Ayşegül Güngör
17/02/2017
Sanırım hepimiz para harcarken içimizden “şimdi değil sonra alırım. Ya da aman canım ne olur şimdi alayım sonra alamam.” düşüncelerini sıklıkla geçiriyoruz. Kimimizde “Şimdi değil sonra” kimimizde de “hemen almalıyım” düşünceleri kararlarımızı etkiliyor. Peki bu iki düşünce aklımıza nereden ve hangi koşullara göre geliyor? Bu düşüncelerin kaynağı bireysel genetik kodlarımızda gizli. Genlerinde tarım devrimine erken geçmiş atalarının izlerini taşıyanlar daha çok tasarruf ediyor. Avcı toplayıcı geninin etkisini daha fazla hissedenelr daha çok harcama eğiliminde oluyor. Bunu ben söylemiyorum. Noah Yuvel Hariri söylüyor. Hatta şu şekilde devam ediyor “İnsanlık tarihinde insanlığın çağ atlamasını üç ana devrim şekillendirdi: 70 milyon yıl önce başlayan bilişsel devrim, 12 bin yıl önce bilişsel devrimi hızlandıran tarım devrimi ve yazının bulunuşuyla 5000 yıl önce başlayan bilimsel devrim.” Bu satırlar büyük bir zevk ve merakla okuduğum Sapiens – İnsan Türünün Kısa Tarihi adlı kitaptan.
İnsaoğlu tarım devrimine geçmiş olmasaydı biriktirmeye de hiç ihtiyaç duymayacaktı. Bozkırlarda ormanda devamlı hareket ederken ve ertesi gün başınıza ne geleceğini bilmezken fazla mala ihtiyacınız olmaz. Bulduğunuzda yiyebileceğiniz kadar yersiniz. Eğer çok eşyanız olursa kaçarken bu sizi yavaşatır ve av olma ihtimalizi artırır.

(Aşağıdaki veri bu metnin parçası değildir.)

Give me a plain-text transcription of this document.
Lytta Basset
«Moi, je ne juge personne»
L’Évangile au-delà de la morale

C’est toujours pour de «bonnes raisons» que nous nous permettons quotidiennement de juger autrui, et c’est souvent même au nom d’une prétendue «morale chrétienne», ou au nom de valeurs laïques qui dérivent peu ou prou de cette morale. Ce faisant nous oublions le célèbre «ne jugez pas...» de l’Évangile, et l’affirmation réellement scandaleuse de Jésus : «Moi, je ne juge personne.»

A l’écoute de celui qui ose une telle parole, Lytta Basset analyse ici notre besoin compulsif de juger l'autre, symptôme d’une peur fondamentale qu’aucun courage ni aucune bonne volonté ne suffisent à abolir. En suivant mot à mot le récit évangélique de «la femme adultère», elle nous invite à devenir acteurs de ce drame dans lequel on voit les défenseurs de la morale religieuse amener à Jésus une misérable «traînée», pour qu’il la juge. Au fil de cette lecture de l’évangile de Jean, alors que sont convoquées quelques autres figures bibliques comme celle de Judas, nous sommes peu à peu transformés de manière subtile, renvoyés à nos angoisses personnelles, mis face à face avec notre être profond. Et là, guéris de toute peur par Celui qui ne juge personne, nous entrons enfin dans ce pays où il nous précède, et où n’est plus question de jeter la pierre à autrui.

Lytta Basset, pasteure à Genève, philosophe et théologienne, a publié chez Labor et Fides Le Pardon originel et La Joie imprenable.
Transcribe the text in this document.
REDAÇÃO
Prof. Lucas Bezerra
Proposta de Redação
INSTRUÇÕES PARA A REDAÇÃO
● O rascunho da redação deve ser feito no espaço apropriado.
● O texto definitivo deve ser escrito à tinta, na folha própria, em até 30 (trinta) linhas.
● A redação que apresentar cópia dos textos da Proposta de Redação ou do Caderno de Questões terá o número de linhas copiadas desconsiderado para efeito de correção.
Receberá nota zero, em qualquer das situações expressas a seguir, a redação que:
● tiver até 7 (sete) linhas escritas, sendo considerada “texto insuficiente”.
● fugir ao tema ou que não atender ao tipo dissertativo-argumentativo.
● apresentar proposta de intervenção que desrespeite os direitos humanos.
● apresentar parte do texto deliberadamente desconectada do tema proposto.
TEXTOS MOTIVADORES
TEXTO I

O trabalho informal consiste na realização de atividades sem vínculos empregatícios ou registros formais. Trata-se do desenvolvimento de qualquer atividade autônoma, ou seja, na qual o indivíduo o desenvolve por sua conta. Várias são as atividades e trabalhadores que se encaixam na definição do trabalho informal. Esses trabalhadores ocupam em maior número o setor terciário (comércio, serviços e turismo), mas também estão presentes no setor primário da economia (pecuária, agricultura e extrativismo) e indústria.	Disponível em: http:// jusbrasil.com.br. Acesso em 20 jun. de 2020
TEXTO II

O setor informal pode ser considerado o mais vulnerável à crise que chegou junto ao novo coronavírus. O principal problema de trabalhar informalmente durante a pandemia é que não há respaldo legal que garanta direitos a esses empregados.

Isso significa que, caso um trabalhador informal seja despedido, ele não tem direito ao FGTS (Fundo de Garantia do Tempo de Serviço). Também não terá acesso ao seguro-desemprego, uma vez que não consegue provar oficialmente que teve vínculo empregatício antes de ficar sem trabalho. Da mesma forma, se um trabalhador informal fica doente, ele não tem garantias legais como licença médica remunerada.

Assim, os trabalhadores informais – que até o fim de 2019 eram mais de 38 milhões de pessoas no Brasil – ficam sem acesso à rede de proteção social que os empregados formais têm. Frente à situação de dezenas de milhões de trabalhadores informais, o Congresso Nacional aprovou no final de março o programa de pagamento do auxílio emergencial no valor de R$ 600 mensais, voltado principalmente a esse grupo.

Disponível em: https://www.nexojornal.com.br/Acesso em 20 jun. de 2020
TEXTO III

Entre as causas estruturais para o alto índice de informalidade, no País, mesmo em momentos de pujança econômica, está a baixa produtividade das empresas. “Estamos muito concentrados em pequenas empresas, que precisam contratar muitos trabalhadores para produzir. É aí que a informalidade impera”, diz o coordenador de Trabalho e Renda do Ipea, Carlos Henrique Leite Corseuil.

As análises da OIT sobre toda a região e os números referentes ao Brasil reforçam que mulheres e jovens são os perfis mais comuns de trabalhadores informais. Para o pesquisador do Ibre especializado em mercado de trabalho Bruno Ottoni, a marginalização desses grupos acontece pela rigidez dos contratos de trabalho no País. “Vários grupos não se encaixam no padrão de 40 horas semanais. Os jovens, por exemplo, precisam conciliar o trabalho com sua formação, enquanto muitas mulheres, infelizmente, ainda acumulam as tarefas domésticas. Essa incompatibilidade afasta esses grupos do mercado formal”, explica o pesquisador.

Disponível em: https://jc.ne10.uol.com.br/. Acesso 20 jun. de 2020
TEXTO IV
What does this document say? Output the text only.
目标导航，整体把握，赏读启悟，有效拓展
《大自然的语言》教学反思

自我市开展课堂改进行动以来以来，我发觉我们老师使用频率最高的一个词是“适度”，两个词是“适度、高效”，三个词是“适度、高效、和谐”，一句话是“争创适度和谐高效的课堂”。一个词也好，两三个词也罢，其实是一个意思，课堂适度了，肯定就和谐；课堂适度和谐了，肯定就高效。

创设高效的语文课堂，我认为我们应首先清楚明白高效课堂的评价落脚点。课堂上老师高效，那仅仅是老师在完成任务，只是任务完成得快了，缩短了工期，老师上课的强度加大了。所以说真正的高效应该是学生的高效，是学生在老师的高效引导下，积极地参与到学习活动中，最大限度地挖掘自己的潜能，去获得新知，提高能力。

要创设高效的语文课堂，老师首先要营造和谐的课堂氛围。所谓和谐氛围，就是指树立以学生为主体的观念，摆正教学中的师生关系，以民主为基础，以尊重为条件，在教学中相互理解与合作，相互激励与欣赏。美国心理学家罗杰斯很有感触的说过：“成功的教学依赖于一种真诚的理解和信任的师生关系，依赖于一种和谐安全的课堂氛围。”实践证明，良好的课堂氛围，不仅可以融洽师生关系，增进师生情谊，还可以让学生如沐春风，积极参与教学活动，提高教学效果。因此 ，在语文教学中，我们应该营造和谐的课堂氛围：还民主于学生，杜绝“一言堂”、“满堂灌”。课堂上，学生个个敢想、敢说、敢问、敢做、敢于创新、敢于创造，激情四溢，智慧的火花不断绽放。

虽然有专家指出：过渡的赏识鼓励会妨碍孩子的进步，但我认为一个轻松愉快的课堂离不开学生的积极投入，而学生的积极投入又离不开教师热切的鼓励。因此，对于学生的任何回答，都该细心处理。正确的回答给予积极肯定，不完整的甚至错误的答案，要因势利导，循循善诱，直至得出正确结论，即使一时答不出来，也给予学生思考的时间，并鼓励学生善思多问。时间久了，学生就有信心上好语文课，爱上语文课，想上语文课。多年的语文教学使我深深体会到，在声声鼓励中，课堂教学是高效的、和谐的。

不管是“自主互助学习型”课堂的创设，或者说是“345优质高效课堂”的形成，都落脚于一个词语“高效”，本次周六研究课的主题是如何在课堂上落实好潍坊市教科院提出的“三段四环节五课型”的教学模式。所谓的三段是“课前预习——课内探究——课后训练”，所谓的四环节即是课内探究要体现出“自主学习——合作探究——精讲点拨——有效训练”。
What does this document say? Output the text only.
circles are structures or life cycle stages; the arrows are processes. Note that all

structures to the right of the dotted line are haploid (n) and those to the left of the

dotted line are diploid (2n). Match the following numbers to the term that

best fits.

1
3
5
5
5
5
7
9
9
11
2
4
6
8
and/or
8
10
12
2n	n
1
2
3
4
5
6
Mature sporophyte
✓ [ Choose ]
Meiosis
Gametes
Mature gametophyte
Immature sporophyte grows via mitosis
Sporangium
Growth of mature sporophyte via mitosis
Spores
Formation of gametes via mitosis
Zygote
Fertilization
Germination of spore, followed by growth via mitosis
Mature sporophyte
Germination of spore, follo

İnsanoğlu tarım devrimine geçtiği andan itibarek yerleşik hayat geçti ve biriktirmeyi öğrendi. Böylece ticaret gelişti. Sonra elindeki saklamayı, ihtiyacı varsa borç almayı öğrendi ve böylece bankacılık sistemi gelişti. Hane haklı sisteme tasarruflarıyla kaynak sağlamaya başladı. Peki bu sağladığımız kaynağı doğru kararlarla yönlendirebiliyor ve doğru yönetebiliyor muyuz?
Avcı ve toplayıcı genlerimizden gelen bir harcama eğilimimiz var. Bir de gelecek korkumuz ve gelecekle ilgili hayallerimiz var. Bütün bunları dengede tutmak zorundayız. Markovitz’in dediği gibi rasyonel yatırımcı gibi davranmalı ve aynı risk seviyesinde maksimum getiriyi aynı getiri seviyesinde de minimum riski seçmeliyiz. Günümüzde bu seçimleri yapmak çok zor. Finans piyasası geliştikçe ürünler karmaşıklaşıyor ve ürünler arasında seçim yapmak zorlaşıyor. Bu kadar çok seçim şansı olunca da karar alamıyor ve rasyonel davrandığımızı düşünürek aslında fırsat maliyetinden kaybettiğimizin farkına varmayarak sadece temel ürünlere yöneliyoruz.
Oysa biz geleceğimiz için para biriktirmeliyiz. Bugünkü harcamalarımızı erteleyerek gelir elde etmek için değil. Ya çok çalışıp bir portföy yönetici olacak, tüm piyasaları ve yatırım araçlarını öğrenerek gelecek yatırımlarımızı yapacağız ya da bireysel emeklilik sistemine dahil olacağız.
Bireysel Emeklilik Sisteminde önemli olan sisteme düzenli para yatırmak değil oradaki parayı bir portföy yöneticisi mantığı ile karakterimiz ve yatırım tercihlerimizi dikkate alarak yatırım fonları arasında yönlendirebilmek.
Geleceğimizin sorumluluğunu almalı ve yatırımcı olarak yatırım fonlarını öğrenmeli ve bize uygun olanını seçmeliyiz.
Nasıl seçeceğimize bir başka yazıda değineceğim.